Barman is a well-known elite athlete in India and has collected multiple gold medals over the course of her career. However, in a now-deleted post on X (formerly Twitter) Barman alleged that she lost her bronze placement because her competitor was transgender.

“I have lost my Asian Games bronze medal to a transgender woman at the 19th Asian Games held in Hangzhou, China,” Barman posted, not specifically mentioning Agasara but allowing people to deduce who she was referring to based on the medal placing. “I want my medal back as it is against the rules of our Athletics. Help me and support me please. #protestforfairplay.”

While she has now deleted the post, Barman has come forward to speak with Indian media and has promised to “expose everyone” if the purported injustice is not rectified.

“If I do not get this medal which I deserved I shall expose everyone. Everyone can see the injustice that I am being subjected to,” Barman told The Bridge. “Transgender athletes, who have testosterone levels above 2.5nmol, cannot compete in events over 200 meters.”

Barman also noted that improvements in Agasara’s performance in the heptathlon have been unusually quick, and that Agasara has managed to achieve progress unmatched by female counterparts.

“No girl can come up in heptathlon so fast. I have trained for 13 years in this, it is impossible that [Agasara] trains for four months and gets to this level,” Barman said.

Responding to the allegations in the Times of India, Agasara placed the burden of proof on Barman and stated “I know what I am,” though not specifying anything about biological sex.

“I will also show that I have won the medal for India. I only want to do well for the country. Now we have won, so people have started talking about it. I will take up this issue with the [Athletics Federation of India] for sure.”

In a further statement, the bronze medallist argued that the “timing” of Barman’s allegations was suspicious.

“Why didn’t she make the accusations earlier? It’s only when I won the bronze because of my sheer hard work and dedication that she came up with this transgender thing. This is so unfair,” Agasara added.

However, Barman clarified that she had previously made complaints about Agasara that were ignored.

“I was surprised to see [Agasara’s] name in the Asian Games list. Federation officials are asking me to protest again, they are saying that they are not doctors [and] only doctors can verify. They are asking me to go to NADA, WADA. I ask for help with folded hands,” Barman said.

Curiously, Barman also noted that Agasara reportedly “fled” the Athletic Village after officials debated issuing a medical test to determine biological sex.

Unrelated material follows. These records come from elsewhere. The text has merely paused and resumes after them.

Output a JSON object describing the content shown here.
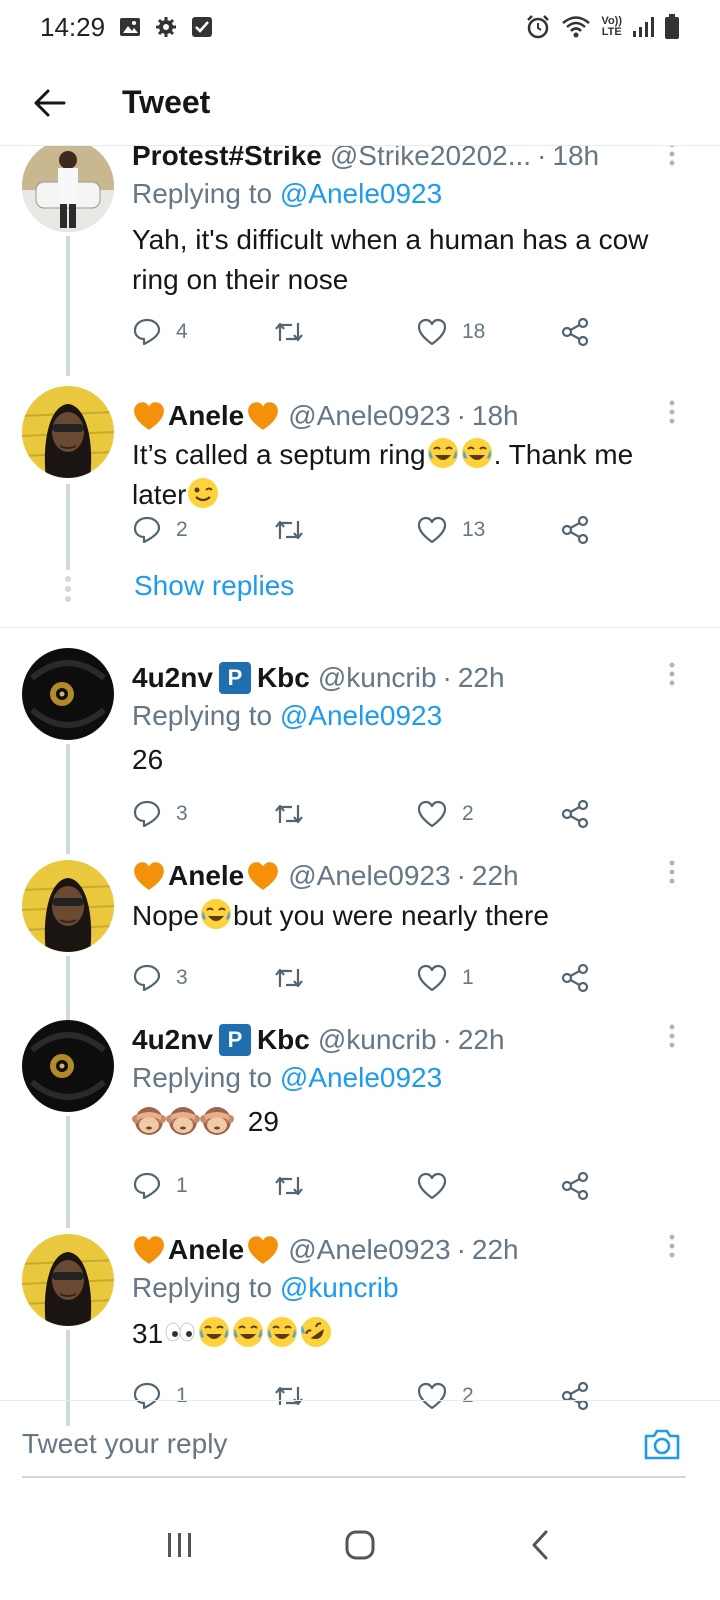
{
  "status_bar": {
    "time": "14:29",
    "left_icons": [
      "gallery-icon",
      "gear-icon",
      "check-box-icon"
    ],
    "right_icons": [
      "alarm-icon",
      "wifi-icon",
      "volte-icon",
      "signal-icon",
      "battery-icon"
    ],
    "volte_label_top": "Vo))",
    "volte_label_bottom": "LTE"
  },
  "header": {
    "title": "Tweet"
  },
  "tweets": [
    {
      "name": "Protest#Strike",
      "handle": "@Strike20202...",
      "time": "18h",
      "replying_prefix": "Replying to",
      "replying_to": "@Anele0923",
      "text": "Yah, it's difficult when a human has a cow ring on their nose",
      "replies": "4",
      "retweets": "",
      "likes": "18"
    },
    {
      "name": "Anele",
      "handle": "@Anele0923",
      "time": "18h",
      "text_part1": "It’s called a septum ring",
      "text_part2": ". Thank me later",
      "replies": "2",
      "retweets": "",
      "likes": "13",
      "show_replies": "Show replies"
    },
    {
      "name_part1": "4u2nv",
      "badge": "P",
      "name_part2": "Kbc",
      "handle": "@kuncrib",
      "time": "22h",
      "replying_prefix": "Replying to",
      "replying_to": "@Anele0923",
      "text": "26",
      "replies": "3",
      "retweets": "",
      "likes": "2"
    },
    {
      "name": "Anele",
      "handle": "@Anele0923",
      "time": "22h",
      "text_part1": "Nope",
      "text_part2": "but you were nearly there",
      "replies": "3",
      "retweets": "",
      "likes": "1"
    },
    {
      "name_part1": "4u2nv",
      "badge": "P",
      "name_part2": "Kbc",
      "handle": "@kuncrib",
      "time": "22h",
      "replying_prefix": "Replying to",
      "replying_to": "@Anele0923",
      "text": "29",
      "replies": "1",
      "retweets": "",
      "likes": ""
    },
    {
      "name": "Anele",
      "handle": "@Anele0923",
      "time": "22h",
      "replying_prefix": "Replying to",
      "replying_to": "@kuncrib",
      "text": "31",
      "replies": "1",
      "retweets": "",
      "likes": "2"
    }
  ],
  "composer": {
    "placeholder": "Tweet your reply"
  },
  "colors": {
    "link": "#1d9bf0",
    "secondary_text": "#657786",
    "badge": "#1f6fb0",
    "heart_emoji": "#f5900b"
  }
}
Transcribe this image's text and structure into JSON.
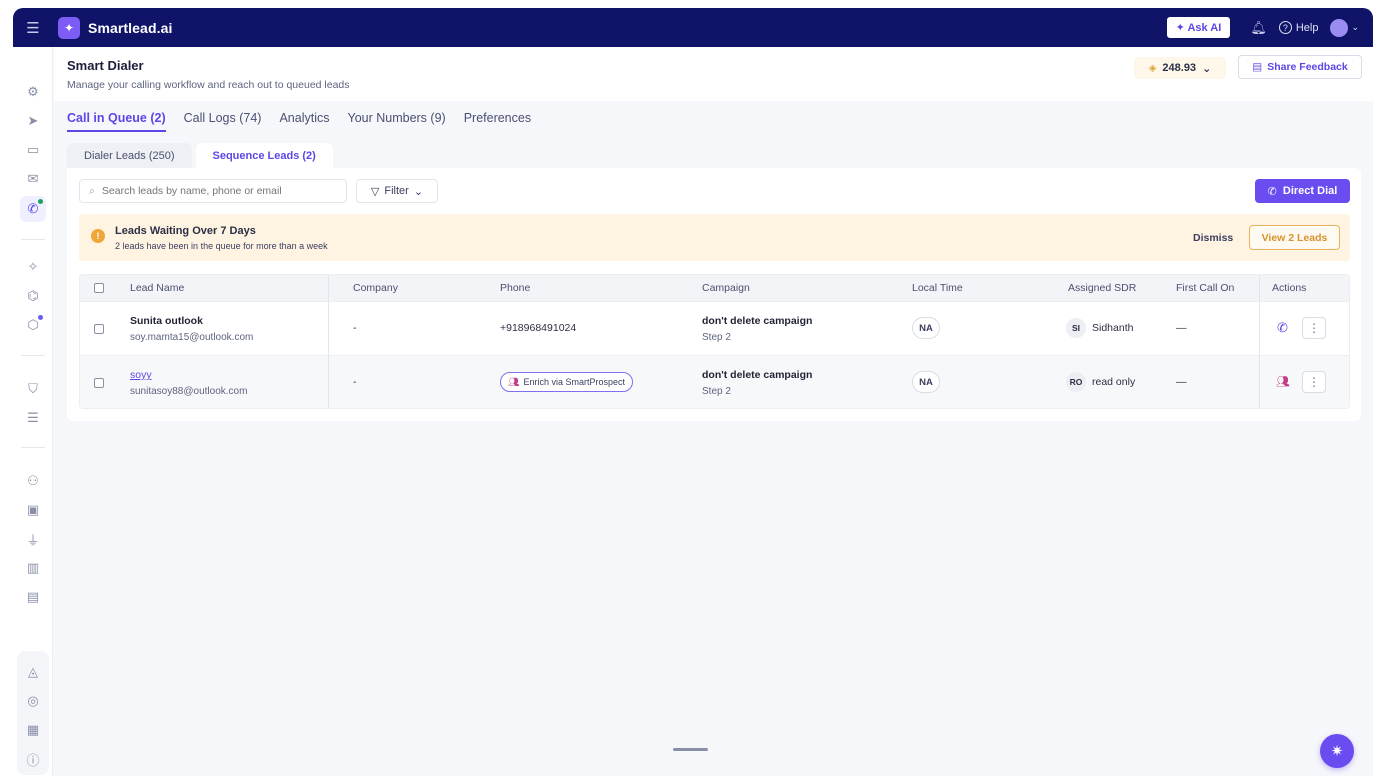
{
  "topbar": {
    "brand": "Smartlead.ai",
    "ask_ai_label": "✦ Ask AI",
    "help_label": "Help"
  },
  "header": {
    "title": "Smart Dialer",
    "subtitle": "Manage your calling workflow and reach out to queued leads",
    "credits": "248.93",
    "feedback_label": "Share Feedback"
  },
  "tabs": [
    {
      "label": "Call in Queue (2)",
      "active": true
    },
    {
      "label": "Call Logs (74)",
      "active": false
    },
    {
      "label": "Analytics",
      "active": false
    },
    {
      "label": "Your Numbers (9)",
      "active": false
    },
    {
      "label": "Preferences",
      "active": false
    }
  ],
  "subtabs": [
    {
      "label": "Dialer Leads (250)",
      "active": false
    },
    {
      "label": "Sequence Leads (2)",
      "active": true
    }
  ],
  "toolbar": {
    "search_placeholder": "Search leads by name, phone or email",
    "filter_label": "Filter",
    "direct_dial_label": "Direct Dial"
  },
  "banner": {
    "title": "Leads Waiting Over 7 Days",
    "subtitle": "2 leads have been in the queue for more than a week",
    "dismiss_label": "Dismiss",
    "view_label": "View 2 Leads"
  },
  "table": {
    "headers": [
      "Lead Name",
      "Company",
      "Phone",
      "Campaign",
      "Local Time",
      "Assigned SDR",
      "First Call On",
      "Actions"
    ],
    "rows": [
      {
        "name": "Sunita outlook",
        "email": "soy.mamta15@outlook.com",
        "company": "-",
        "phone": "+918968491024",
        "campaign": "don't delete campaign",
        "step": "Step 2",
        "local_time": "NA",
        "sdr_initials": "SI",
        "sdr_name": "Sidhanth",
        "first_call": "—"
      },
      {
        "name": "soyy",
        "email": "sunitasoy88@outlook.com",
        "company": "-",
        "phone_action": "Enrich via SmartProspect",
        "campaign": "don't delete campaign",
        "step": "Step 2",
        "local_time": "NA",
        "sdr_initials": "RO",
        "sdr_name": "read only",
        "first_call": "—"
      }
    ]
  },
  "colors": {
    "topbar": "#0f1468",
    "accent": "#6a4cf0",
    "banner": "#fff4e2",
    "warning": "#f0a73a"
  }
}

“We were supposed to leave Hangzhou on the 6th of October. [Agasara] has fled after my complaint, saying [a relative] is sick, because [Agasara] knew there would be a test. Who got [Agasara] the tickets?”

While no concrete information has been released on Agasara’s biological sex, some Indian sports commentators have speculated that Agasara has a Disorder of Sexual Development (DSD) similar to that of South African athlete Caster Semenya.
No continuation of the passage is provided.